Configure and Query Change Data Capture (CDC) data for Azure SQL Database
You might have used Change Data Capture (CDC) for an on-prem SQL Server database and noticed that CDC uses SQL Server Agent for recording insert, update, and delete activity that applies to a table. The Azure SQL Database does not support SQL Server Agent. Can we use change data capture for Azure SQL Database?
Let's find how the change data capture process works for Azure SQL Database.
This tutorial teaches about Change Data Capture (CDC), a feature that can track changes in the tables and rows in a database. CDC is generally available in SQL Server and Azure SQL Managed Instance, but is currently in the preview phase for Azure SQL Database.
What is Change Data Capture (CDC)?
Change Data Capture (CDC) records insert, delete and update activity on a database table using SQL Server Agent. It mirrors the source table with additional columns to record the changes performed on the database.
- It writes one record into the mirror table for each INSERT and DELETE statement
- It writes two records into the mirror table for each UPDATE statement. These two records contain data before and after the change.
As shown below, the change data capture uses the SQL Server transaction log as a change data source. The CDC process reads the transaction log asynchronously (in the background) to have minimal impact on the system during tracking and record the DML changes. It reads the transaction log for INSERTS, UPDATES, DELETES and adds required information in the tracked table's mirrored table.
The on-premises SQL instance or Azure Managed instance creates these SQL Server Agent jobs:
- The first job is for populating database change tables with the changed information.
- The second job performs the cleanup on the change table. It deletes the CDC table records older than the 3 days (retention period).
The CDC uses the transaction log reader from transactional replication. The benefit of the log reader is that it does not impact source database activity. Therefore, the log reader is also known as a capture process of CDC. If you have implemented transactional replication for your database, the CDC and transaction replication share the log reader agent. It helps SQL Server reduce log contention.
Change Data Capture with Azure SQL Database
The Azure SQL Databases uses a change data capture scheduler instead of the SQL Server Agent. The schedule invokes the stored procedure for periodic capture and cleanup of the CDC tables. The scheduler does not have a dependency and runs as a separate process. Azure allows users to run the procedures manually as well.
Note: The CDC process is in preview for Azure SQL Database.
To use the change data capture, we need to enable it at the Azure database. Firstly, it is preferred to check whether your database has CDC enabled or not.

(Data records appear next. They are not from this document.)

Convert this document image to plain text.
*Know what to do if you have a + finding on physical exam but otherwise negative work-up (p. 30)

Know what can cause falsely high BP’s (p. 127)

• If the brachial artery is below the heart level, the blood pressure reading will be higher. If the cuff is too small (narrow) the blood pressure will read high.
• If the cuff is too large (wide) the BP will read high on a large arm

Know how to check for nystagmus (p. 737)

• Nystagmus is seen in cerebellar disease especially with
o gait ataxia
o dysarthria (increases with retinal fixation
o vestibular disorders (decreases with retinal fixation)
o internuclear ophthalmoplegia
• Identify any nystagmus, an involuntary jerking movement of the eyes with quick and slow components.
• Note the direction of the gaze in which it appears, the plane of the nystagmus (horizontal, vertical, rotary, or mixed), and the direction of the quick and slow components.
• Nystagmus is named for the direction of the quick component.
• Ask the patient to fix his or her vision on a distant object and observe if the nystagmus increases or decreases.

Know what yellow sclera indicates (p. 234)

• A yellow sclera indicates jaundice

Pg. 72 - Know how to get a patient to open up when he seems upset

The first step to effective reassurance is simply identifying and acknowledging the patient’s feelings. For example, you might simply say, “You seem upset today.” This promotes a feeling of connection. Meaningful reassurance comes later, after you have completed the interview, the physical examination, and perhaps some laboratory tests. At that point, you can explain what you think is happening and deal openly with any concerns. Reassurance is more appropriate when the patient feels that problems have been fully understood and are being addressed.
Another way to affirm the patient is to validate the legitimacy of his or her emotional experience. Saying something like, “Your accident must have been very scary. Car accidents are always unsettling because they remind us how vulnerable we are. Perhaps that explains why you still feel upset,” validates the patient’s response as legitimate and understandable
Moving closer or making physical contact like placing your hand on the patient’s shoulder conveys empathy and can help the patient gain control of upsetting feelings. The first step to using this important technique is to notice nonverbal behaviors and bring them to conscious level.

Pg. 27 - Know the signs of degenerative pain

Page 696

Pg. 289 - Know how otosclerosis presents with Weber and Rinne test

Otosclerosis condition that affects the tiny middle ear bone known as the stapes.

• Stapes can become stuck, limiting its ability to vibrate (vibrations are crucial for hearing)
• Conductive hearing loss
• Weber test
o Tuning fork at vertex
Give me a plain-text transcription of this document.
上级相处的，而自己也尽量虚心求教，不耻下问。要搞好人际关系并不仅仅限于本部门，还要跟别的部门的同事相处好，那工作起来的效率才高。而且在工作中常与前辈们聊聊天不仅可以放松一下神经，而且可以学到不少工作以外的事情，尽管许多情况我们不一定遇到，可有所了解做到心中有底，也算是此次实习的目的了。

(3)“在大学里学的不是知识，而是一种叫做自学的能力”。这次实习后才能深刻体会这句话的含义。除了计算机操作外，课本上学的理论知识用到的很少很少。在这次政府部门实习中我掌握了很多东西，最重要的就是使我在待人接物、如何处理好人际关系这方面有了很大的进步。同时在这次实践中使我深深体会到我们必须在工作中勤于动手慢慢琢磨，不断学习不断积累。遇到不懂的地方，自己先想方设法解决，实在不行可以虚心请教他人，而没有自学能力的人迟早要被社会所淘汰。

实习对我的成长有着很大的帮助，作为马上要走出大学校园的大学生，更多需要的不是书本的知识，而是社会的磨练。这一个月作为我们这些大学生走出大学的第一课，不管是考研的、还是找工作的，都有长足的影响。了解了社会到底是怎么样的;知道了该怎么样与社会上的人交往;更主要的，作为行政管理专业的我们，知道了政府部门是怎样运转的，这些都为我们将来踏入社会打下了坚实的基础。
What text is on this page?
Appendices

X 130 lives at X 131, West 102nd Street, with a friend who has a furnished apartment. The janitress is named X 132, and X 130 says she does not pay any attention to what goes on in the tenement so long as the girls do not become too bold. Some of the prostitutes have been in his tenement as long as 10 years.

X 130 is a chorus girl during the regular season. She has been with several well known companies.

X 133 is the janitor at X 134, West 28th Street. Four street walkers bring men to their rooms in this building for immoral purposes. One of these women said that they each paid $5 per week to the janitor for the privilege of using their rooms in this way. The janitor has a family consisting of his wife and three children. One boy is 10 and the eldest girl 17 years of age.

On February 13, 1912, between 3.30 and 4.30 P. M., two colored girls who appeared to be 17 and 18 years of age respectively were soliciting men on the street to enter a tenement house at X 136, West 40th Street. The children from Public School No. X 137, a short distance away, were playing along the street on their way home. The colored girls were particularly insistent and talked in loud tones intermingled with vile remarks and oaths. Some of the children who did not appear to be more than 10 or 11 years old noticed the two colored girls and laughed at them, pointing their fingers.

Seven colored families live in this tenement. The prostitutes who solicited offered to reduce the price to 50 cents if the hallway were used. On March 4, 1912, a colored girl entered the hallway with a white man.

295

SELECT name, CASE is_cdc_enabled WHEN 0 THEN 'CDC not enabled' WHEN 1 Then 'CDC enabled' ELSE 'Invalid value' END AS CDCstats FROM sys.databases WHERE name='MyTestDB'
As shown below, currently, CDC is not enabled for my Azure SQL Database named [MyTestDB].
After satisfying the following conditions, you run the stored procedure sys.sp_cdc_enable_db to enable CDC on Azure SQL Database.
- Use the db_owner account security context
- The Azure DB free, basic, or standard (S0, S1, S2) service tiers do not support CDC.
- Elastic database pools should have max eDTU>100 or max vCore>1.
Otherwise you get the following error message:
To satisfy the requirements, I configured my demo Azure database in the Standard S3: 100 DTUs.
Execute the stored procedure sp_cdc_enable_db and check the status using sys.databases. I have enabled change data capture for Azure SQL Database as shown below.
Note: The Change Data Capture process uses CDC schema and CDC user in a database to enable CDC. Therefore, if you have an existing schema or user named CDC, you cannot enable CDC until the schema or user is renamed or dropped.
Once we have enabled CDC at the database level, we can use the system stored procedure sys.sp_cdc_enable_table to configure the change tables. Azure does not allow secondary filegroups; therefore, we cannot specify a different filegroup other than primary.
The following script enables CDC for the [SalesLT].[Customer] table.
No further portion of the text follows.